State AGs Secure $4.5 Million Settlement with Biochem Company to Resolve HIPAA Violations
Attorneys General in three U.S. states have agreed to a settlement with a biochemical company and its subsidiary to resolve alleged violations of the HIPAA Rules and New York business law. Enzo Clinical Labs and its parent company Enzo Biochem were investigated by New York, New Jersey, and Connecticut over a ransomware attack and data breach that affected 2.4 million individuals. The attack occurred in early April 2023 and resulted in ransomware being used to encrypt files. Two days prior to file encryption, sensitive data was exfiltrated from its systems.
The security breach was identified on April 6, 2023, when files were encrypted; however, the malicious activity was evident two days before file encryption; however, no action was taken. The ransomware gang had gained access to a server and installed malware that attempted to connect to the attacker’s server hundreds of thousands of times. Enzo’s firewall identified tens of thousands of those attempts and determined them to be malicious and blocked them; however, no alerts were generated to staff to tip them off about the intrusion.
The investigation also determined that the hackers accessed the server using the credentials of two employees. Those credentials provided administrative access and were shared by 5 employees. While it is a standard cybersecurity best practice to update credentials periodically, one set of those credentials had not been changed in the past 10 years. Steps had been taken by Enzo to protect electronic protected health information (ePHI) in transit through encryption, which was also used on portable electronic devices, but not for data at rest on servers and workstations. Encryption would not have prevented the ransomware attack, but it would have prevented the data breach.
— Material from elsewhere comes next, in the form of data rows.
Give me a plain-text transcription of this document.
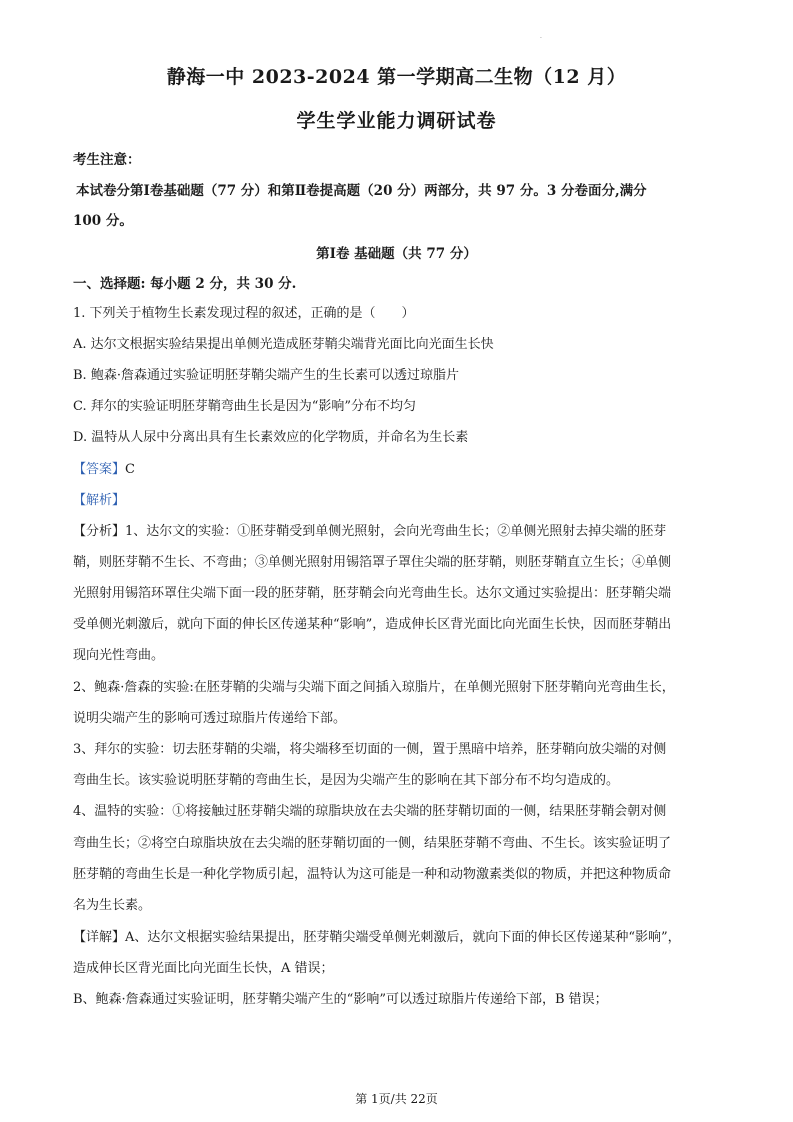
.
静海一中 2023-2024 第一学期高二生物（12 月）
学生学业能力调研试卷
考生注意：
本试卷分第Ⅰ卷基础题（77 分）和第Ⅱ卷提高题（20 分）两部分，共 97 分。3 分卷面分,满分
100 分。
第Ⅰ卷 基础题（共 77 分）
一、选择题: 每小题 2 分，共 30 分.
1. 下列关于植物生长素发现过程的叙述，正确的是（　　）
A. 达尔文根据实验结果提出单侧光造成胚芽鞘尖端背光面比向光面生长快
B. 鲍森·詹森通过实验证明胚芽鞘尖端产生的生长素可以透过琼脂片
C. 拜尔的实验证明胚芽鞘弯曲生长是因为“影响”分布不均匀
D. 温特从人尿中分离出具有生长素效应的化学物质，并命名为生长素
【答案】C
【解析】
【分析】1、达尔文的实验：①胚芽鞘受到单侧光照射，会向光弯曲生长；②单侧光照射去掉尖端的胚芽
鞘，则胚芽鞘不生长、不弯曲；③单侧光照射用锡箔罩子罩住尖端的胚芽鞘，则胚芽鞘直立生长；④单侧
光照射用锡箔环罩住尖端下面一段的胚芽鞘，胚芽鞘会向光弯曲生长。达尔文通过实验提出：胚芽鞘尖端
受单侧光刺激后，就向下面的伸长区传递某种“影响”，造成伸长区背光面比向光面生长快，因而胚芽鞘出
现向光性弯曲。
2、鲍森·詹森的实验:在胚芽鞘的尖端与尖端下面之间插入琼脂片，在单侧光照射下胚芽鞘向光弯曲生长，
说明尖端产生的影响可透过琼脂片传递给下部。
3、拜尔的实验：切去胚芽鞘的尖端，将尖端移至切面的一侧，置于黑暗中培养，胚芽鞘向放尖端的对侧
弯曲生长。该实验说明胚芽鞘的弯曲生长，是因为尖端产生的影响在其下部分布不均匀造成的。
4、温特的实验：①将接触过胚芽鞘尖端的琼脂块放在去尖端的胚芽鞘切面的一侧，结果胚芽鞘会朝对侧
弯曲生长；②将空白琼脂块放在去尖端的胚芽鞘切面的一侧，结果胚芽鞘不弯曲、不生长。该实验证明了
胚芽鞘的弯曲生长是一种化学物质引起，温特认为这可能是一种和动物激素类似的物质，并把这种物质命
名为生长素。
【详解】A、达尔文根据实验结果提出，胚芽鞘尖端受单侧光刺激后，就向下面的伸长区传递某种“影响”，
造成伸长区背光面比向光面生长快，A 错误；
B、鲍森·詹森通过实验证明，胚芽鞘尖端产生的“影响”可以透过琼脂片传递给下部，B 错误；
第 1页/共 22页
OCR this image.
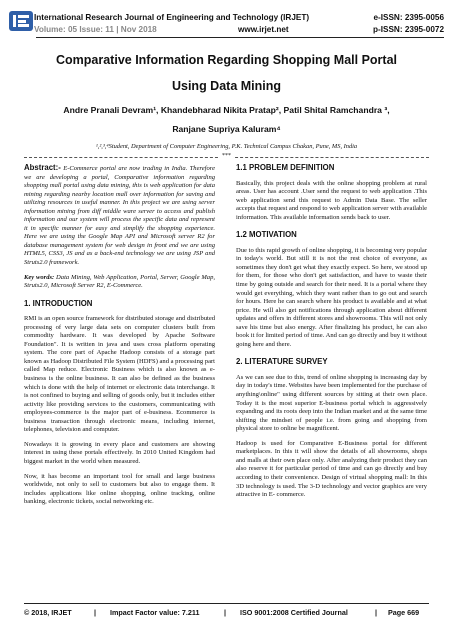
International Research Journal of Engineering and Technology (IRJET)
Volume: 05 Issue: 11 | Nov 2018	www.irjet.net
e-ISSN: 2395-0056
p-ISSN: 2395-0072
Comparative Information Regarding Shopping Mall Portal
Using Data Mining
Andre Pranali Devram¹, Khandebharad Nikita Pratap², Patil Shital Ramchandra ³,
Ranjane Supriya Kaluram⁴
¹,²,³,⁴Student, Department of Computer Engineering, P.K. Technical Campus Chakan, Pune, MS, India
***

Abstract:- E-Commerce portal are now trading in India. Therefore we are developing a portal, Comparative information regarding shopping mall portal using data mining, this is web application for data mining regarding nearby location mall over information for saving and utilizing resources in useful manner. In this project we are using server information mining from diff middle ware server to access and publish information and our system will process the specific data and represent it in specific manner for easy and simplify the shopping experience. Here we are using the Google Map API and Microsoft server R2 for database management system for web design in front end we are using HTML5, CSS3, JS and as a back-end technology we are using JSP and Struts2.0 framework.

Key words: Data Mining, Web Application, Portal, Server, Google Map, Struts2.0, Microsoft Server R2, E-Commerce.

1. INTRODUCTION

RMI is an open source framework for distributed storage and distributed processing of very large data sets on computer clusters built from commodity hardware. It was developed by Apache Software Foundation". It is written in java and uses cross platform operating system. The core part of Apache Hadoop consists of a storage part known as Hadoop Distributed File System (HDFS) and a processing part called Map reduce. Electronic Business which is also known as e-business is the online business. It can also be defined as the business which is done with the help of internet or electronic data interchange. It is not confined to buying and selling of goods only, but it includes either activity like providing services to the customers, communicating with employees-commerce is the major part of e-business. Ecommerce is business transaction through electronic means, including internet, telephones, television and computer.

Nowadays it is growing in every place and customers are showing interest in using these portals effectively. In 2010 United Kingdom had biggest market in the world when measured.

Now, it has become an important tool for small and large business worldwide, not only to sell to customers but also to engage them. It includes applications like online shopping, online tracking, online banking, electronic tickets, social networking etc.

1.1 PROBLEM DEFINITION

Basically, this project deals with the online shopping problem at rural areas. User has account .User send the request to web application .This web application send this request to Admin Data Base. The seller accepts that request and respond to web application server with available information. This available information sends back to user.

1.2 MOTIVATION

Due to this rapid growth of online shopping, it is becoming very popular in today's world. But still it is not the rest choice of everyone, as sometimes they don't get what they exactly expect. So here, we stood up for them, for those who don't get satisfaction, and have to waste their time by going outside and search for their need. It is a portal where they would get everything, which they want rather than to go out and search for hours. Here he can search where his product is available and at what price. He will also get notifications through application about different updates and offers in different stores and showrooms. This will not only save his time but also energy. After finalizing his product, he can also book it for limited period of time. And can go directly and buy it without going here and there.

2. LITERATURE SURVEY

As we can see due to this, trend of online shopping is increasing day by day in today's time. Websites have been implemented for the purchase of anything\online" using different sources by sitting at their own place. Today it is the most superior E-business portal which is aggressively expanding and its roots deep into the Indian market and at the same time shifting the mindset of people i.e. from going and shopping from physical store to online be magnificent.

Hadoop is used for Comparative E-Business portal for different marketplaces. In this it will show the details of all showrooms, shops and malls at their own place only. After analyzing their product they can also reserve it for particular period of time and can go directly and buy according to their convenience. Design of virtual shopping mall: In this 3D technology is used. The 3-D technology and vector graphics are very attractive in E- commerce.

© 2018, IRJET	| Impact Factor value: 7.211	| ISO 9001:2008 Certified Journal	| Page 669
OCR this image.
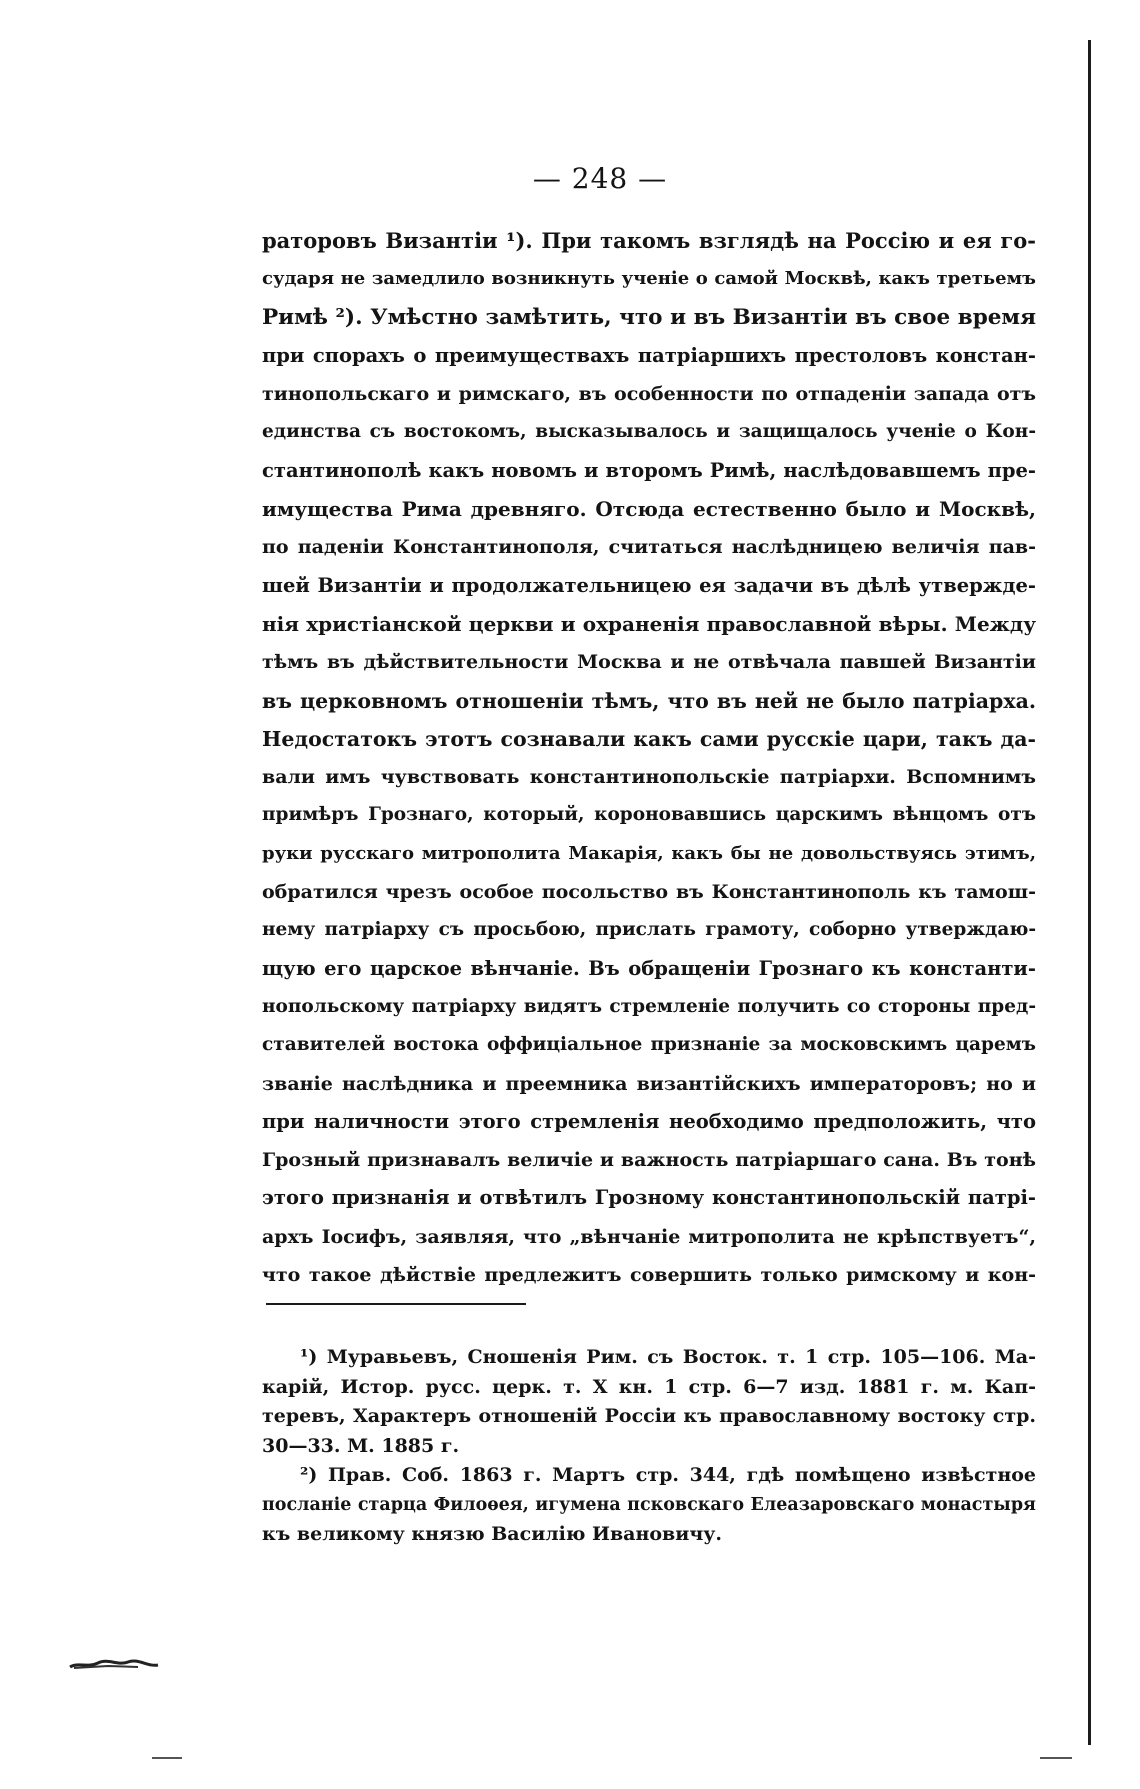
— 248 —
раторовъ Византіи ¹). При такомъ взглядѣ на Россію и ея го-
сударя не замедлило возникнуть ученіе о самой Москвѣ, какъ третьемъ
Римѣ ²). Умѣстно замѣтить, что и въ Византіи въ свое время
при спорахъ о преимуществахъ патріаршихъ престоловъ констан-
тинопольскаго и римскаго, въ особенности по отпаденіи запада отъ
единства съ востокомъ, высказывалось и защищалось ученіе о Кон-
стантинополѣ какъ новомъ и второмъ Римѣ, наслѣдовавшемъ пре-
имущества Рима древняго. Отсюда естественно было и Москвѣ,
по паденіи Константинополя, считаться наслѣдницею величія пав-
шей Византіи и продолжательницею ея задачи въ дѣлѣ утвержде-
нія христіанской церкви и охраненія православной вѣры. Между
тѣмъ въ дѣйствительности Москва и не отвѣчала павшей Византіи
въ церковномъ отношеніи тѣмъ, что въ ней не было патріарха.
Недостатокъ этотъ сознавали какъ сами русскіе цари, такъ да-
вали имъ чувствовать константинопольскіе патріархи. Вспомнимъ
примѣръ Грознаго, который, короновавшись царскимъ вѣнцомъ отъ
руки русскаго митрополита Макарія, какъ бы не довольствуясь этимъ,
обратился чрезъ особое посольство въ Константинополь къ тамош-
нему патріарху съ просьбою, прислать грамоту, соборно утверждаю-
щую его царское вѣнчаніе. Въ обращеніи Грознаго къ константи-
нопольскому патріарху видятъ стремленіе получить со стороны пред-
ставителей востока оффиціальное признаніе за московскимъ царемъ
званіе наслѣдника и преемника византійскихъ императоровъ; но и
при наличности этого стремленія необходимо предположить, что
Грозный признавалъ величіе и важность патріаршаго сана. Въ тонѣ
этого признанія и отвѣтилъ Грозному константинопольскій патрі-
архъ Іосифъ, заявляя, что „вѣнчаніе митрополита не крѣпствуетъ“,
что такое дѣйствіе предлежитъ совершить только римскому и кон-
¹) Муравьевъ, Сношенія Рим. съ Восток. т. 1 стр. 105—106. Ма-
карій, Истор. русс. церк. т. X кн. 1 стр. 6—7 изд. 1881 г. м. Кап-
теревъ, Характеръ отношеній Россіи къ православному востоку стр.
30—33. М. 1885 г.
²) Прав. Соб. 1863 г. Мартъ стр. 344, гдѣ помѣщено извѣстное
посланіе старца Филоѳея, игумена псковскаго Елеазаровскаго монастыря
къ великому князю Василію Ивановичу.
The investigation also uncovered risk analysis and risk management issues. Enzo had arranged for a risk analysis to be conducted in November 2021, but no further risk analyses were conducted between that risk analysis and the ransomware attack. Enzo also failed to take action to correct many of the security issues identified in that risk analysis. Some of the issues in that risk analysis had been identified in its previous risk analysis in 2017 and had not been corrected.
The security failures identified during the investigation were deemed to be violations of the HIPAA Rules and New York General Business Law. Enzo was determined to have failed to comply with the following HIPAA Privacy, Security, and Breach Notification Rule provisions:
- 45 CFR § 164.308(a)(1)(i) – Policies and procedures to prevent, detect, contain, and correct security violations
- 45 CFR § 164.308(a)(1)(ii)(A) and (B) – Conduct a thorough risk analysis and reduce identified risks to a reasonable and appropriate level
- 45 CFR § 164.308(a)(1)(ii)(D) – Regular reviews of records of information system activity
- 45 CFR § 164.308(a)(4)(i) – Policies and procedures for authorizing access to ePHI
- 45 CFR § 164.308(a)(4)(ii)(B) and (C) – Procedures for granting access to ePHI, modifying right of access based on authorization policies.
- 45 CFR § 164.308(a)(5)(ii)(C) and (D) – Procedures for monitoring log-in attempts, reporting discrepancies, and creating, safeguarding, and changing passwords
- 45 CFR § 164.308(a)(8) – Periodic technical and nontechnical evaluations of security policies and procedures
- 45 CFR § 164.312(a)(1), (2)(I) and (2)(iv) – Technical policies and procedures to allow access to persons granted access rights, unique user identification, and encryption of ePHI
- 45 CFR § 164.312(b) – Controls for recording and examining activity in information systems
- 45 CFR § 164.312(d) – Verification procedures to ensure a person seeking access to ePHI is who they claim
- 45 CFR § 164.316(b) – Reasonable and appropriate policies and procedures to comply with the HIPAA Security Rule
- 45 CFR § 164.404 – Notifications to individuals whose unsecured PHI was accessed in a breach
- GBL § 899-bb – Implementation and maintenance of reasonable security safeguards
The terms of the settlement include a $4.5 million financial penalty which will be split between New York, New Jersey, and Connecticut, and the implementation of security measures, policies, and procedures to comply with the HIPAA Rules and ensure future compliance.